Financiële gezondheid
The company reported a trailing twelve-month revenue of $67.67M, yet it recorded a net income of -$412,694,016 and an EBITDA of -$431,223,008, revealing a cost structure where operational expenses significantly exceed total revenue. This substantial gap indicates that the business is in a heavy investment phase, likely driven by research and development costs associated with its gene editing technology. Free cash flow stands at -$233,285,744, which implies that the company is currently burning cash to fund its operations and clinical trials rather than generating cash reserves from daily activities. The gross margin is listed as 0.0%, while the operating margin is -428.9% and the profit margin is 0.0%, collectively indicating that the company has not yet achieved profitability and faces significant scaling challenges typical of early-stage biotechnology firms.
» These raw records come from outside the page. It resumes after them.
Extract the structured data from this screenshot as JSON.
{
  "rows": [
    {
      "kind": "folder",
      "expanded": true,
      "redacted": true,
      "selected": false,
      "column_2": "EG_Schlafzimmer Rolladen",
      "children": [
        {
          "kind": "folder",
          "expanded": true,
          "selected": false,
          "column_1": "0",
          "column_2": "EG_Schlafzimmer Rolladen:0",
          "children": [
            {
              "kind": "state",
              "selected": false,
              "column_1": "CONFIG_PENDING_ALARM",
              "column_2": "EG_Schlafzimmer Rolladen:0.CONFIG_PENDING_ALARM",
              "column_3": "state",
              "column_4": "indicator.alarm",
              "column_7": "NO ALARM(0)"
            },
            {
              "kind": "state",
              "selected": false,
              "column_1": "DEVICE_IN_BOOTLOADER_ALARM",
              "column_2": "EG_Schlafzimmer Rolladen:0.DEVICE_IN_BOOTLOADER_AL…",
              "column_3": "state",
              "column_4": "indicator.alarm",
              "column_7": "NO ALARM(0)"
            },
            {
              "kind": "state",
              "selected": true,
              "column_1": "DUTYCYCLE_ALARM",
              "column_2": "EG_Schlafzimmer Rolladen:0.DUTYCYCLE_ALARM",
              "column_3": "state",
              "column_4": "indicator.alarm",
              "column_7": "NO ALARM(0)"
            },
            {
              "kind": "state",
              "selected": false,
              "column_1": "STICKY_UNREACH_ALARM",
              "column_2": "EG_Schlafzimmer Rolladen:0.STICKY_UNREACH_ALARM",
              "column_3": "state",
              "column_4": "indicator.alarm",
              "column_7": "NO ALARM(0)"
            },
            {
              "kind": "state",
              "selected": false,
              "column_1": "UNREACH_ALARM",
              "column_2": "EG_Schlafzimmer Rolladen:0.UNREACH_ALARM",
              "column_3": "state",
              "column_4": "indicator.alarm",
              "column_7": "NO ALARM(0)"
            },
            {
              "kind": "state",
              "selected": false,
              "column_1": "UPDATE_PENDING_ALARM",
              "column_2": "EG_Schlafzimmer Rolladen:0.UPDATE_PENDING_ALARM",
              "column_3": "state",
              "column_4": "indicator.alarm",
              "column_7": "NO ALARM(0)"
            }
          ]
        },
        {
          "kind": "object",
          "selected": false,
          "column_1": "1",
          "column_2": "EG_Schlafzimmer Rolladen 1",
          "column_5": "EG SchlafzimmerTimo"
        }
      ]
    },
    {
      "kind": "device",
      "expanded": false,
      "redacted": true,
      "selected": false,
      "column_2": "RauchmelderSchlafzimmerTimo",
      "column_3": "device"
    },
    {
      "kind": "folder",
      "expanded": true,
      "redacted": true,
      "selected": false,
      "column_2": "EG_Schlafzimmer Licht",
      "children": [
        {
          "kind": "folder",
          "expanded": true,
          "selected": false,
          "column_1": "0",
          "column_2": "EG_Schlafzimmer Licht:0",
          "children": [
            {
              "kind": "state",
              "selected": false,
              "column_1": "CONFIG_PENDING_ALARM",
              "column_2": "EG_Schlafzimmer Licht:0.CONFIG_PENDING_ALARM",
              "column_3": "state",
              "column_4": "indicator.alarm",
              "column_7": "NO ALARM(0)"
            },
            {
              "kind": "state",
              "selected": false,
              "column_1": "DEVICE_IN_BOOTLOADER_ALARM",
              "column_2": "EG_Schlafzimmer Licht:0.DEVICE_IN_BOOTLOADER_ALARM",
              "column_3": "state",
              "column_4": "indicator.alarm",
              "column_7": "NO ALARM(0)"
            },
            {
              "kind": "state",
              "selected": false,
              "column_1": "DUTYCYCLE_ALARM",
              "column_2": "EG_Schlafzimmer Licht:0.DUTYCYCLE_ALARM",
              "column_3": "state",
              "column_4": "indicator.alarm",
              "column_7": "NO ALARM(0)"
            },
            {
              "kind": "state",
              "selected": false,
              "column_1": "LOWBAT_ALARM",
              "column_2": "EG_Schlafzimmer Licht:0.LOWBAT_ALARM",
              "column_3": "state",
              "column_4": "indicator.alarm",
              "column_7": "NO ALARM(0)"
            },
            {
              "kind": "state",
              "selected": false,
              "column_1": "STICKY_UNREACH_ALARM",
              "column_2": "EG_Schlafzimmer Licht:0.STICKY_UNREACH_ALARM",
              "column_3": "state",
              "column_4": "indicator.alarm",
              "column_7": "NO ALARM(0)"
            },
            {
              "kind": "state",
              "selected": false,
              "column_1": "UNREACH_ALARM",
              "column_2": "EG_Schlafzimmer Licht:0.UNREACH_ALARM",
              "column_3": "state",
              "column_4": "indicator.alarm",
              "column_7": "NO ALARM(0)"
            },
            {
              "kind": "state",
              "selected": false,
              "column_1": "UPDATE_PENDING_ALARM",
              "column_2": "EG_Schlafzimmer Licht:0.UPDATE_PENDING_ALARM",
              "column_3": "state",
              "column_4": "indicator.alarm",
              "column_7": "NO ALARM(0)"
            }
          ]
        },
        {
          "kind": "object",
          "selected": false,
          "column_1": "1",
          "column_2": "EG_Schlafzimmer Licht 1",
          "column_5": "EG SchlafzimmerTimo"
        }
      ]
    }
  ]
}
Despite the negative earnings, the balance sheet shows a cash position of $449.88M against total debt of $93.33M, resulting in a debt-to-equity ratio of 13.90. This high ratio suggests a leveraged balance sheet in accounting terms, yet the significant cash buffer provides a conservative safety net against the high debt load. The current ratio of 5.08 indicates strong short-term liquidity, as the company holds assets well in excess of its current liabilities, ensuring it can meet immediate obligations. Furthermore, the return on equity is -53.5% and the return on assets is -27.1%, metrics that reveal that management is currently generating negative returns on the capital invested by shareholders and in the company's assets.
Waarderingsbeoordeling
The trailing P/E ratio is N/A due to the lack of positive earnings, whereas the forward P/E stands at -4.62, implying that the market is pricing in future earnings that are currently projected to remain negative or are not yet materialized. The price-to-book ratio is 2.34, indicating that the stock trades at a premium of 134% over its book value, which often occurs in biotechnology firms where intangible assets like patents are not fully captured on the balance sheet. The price-to-sales ratio is 23.55 and the EV/EBITDA is -2.87, suggesting that investors are valuing the company primarily on its revenue generation potential and pipeline value rather than current earnings power. The 52-week high is $28.25 and the 52-week low is $6.73, meaning the current valuation fluctuates within a range that highlights significant recent volatility and investor sentiment shifts regarding the clinical progress of its assets. The beta value of 1.99 indicates that the stock is highly volatile, moving nearly twice as much as the broader market in either direction. This high sensitivity to market movements is characteristic of small-to-mid-cap biotechnology companies where news regarding clinical trials can cause drastic price swings.
Growth & Income
Revenue growth year-over-year stands at 78.8%, while earnings growth is N/A due to the company's current losses, indicating that top-line expansion is outpacing profitability which is expected in the early commercialization phase. Since the company does not pay dividends, the dividend yield is N/A and the payout ratio is 0.0%, meaning the firm reinvests all available cash flow back into research, development, and clinical trials rather than distributing income to shareholders. This reinvestment strategy is typical for clinical-stage companies that prioritize funding their in vivo programs over providing immediate returns to investors. The overall growth and income profile is defined by aggressive revenue expansion coupled with a complete absence of current earnings or dividend income, reflecting a high-risk, high-reward investment thesis centered on future product approvals.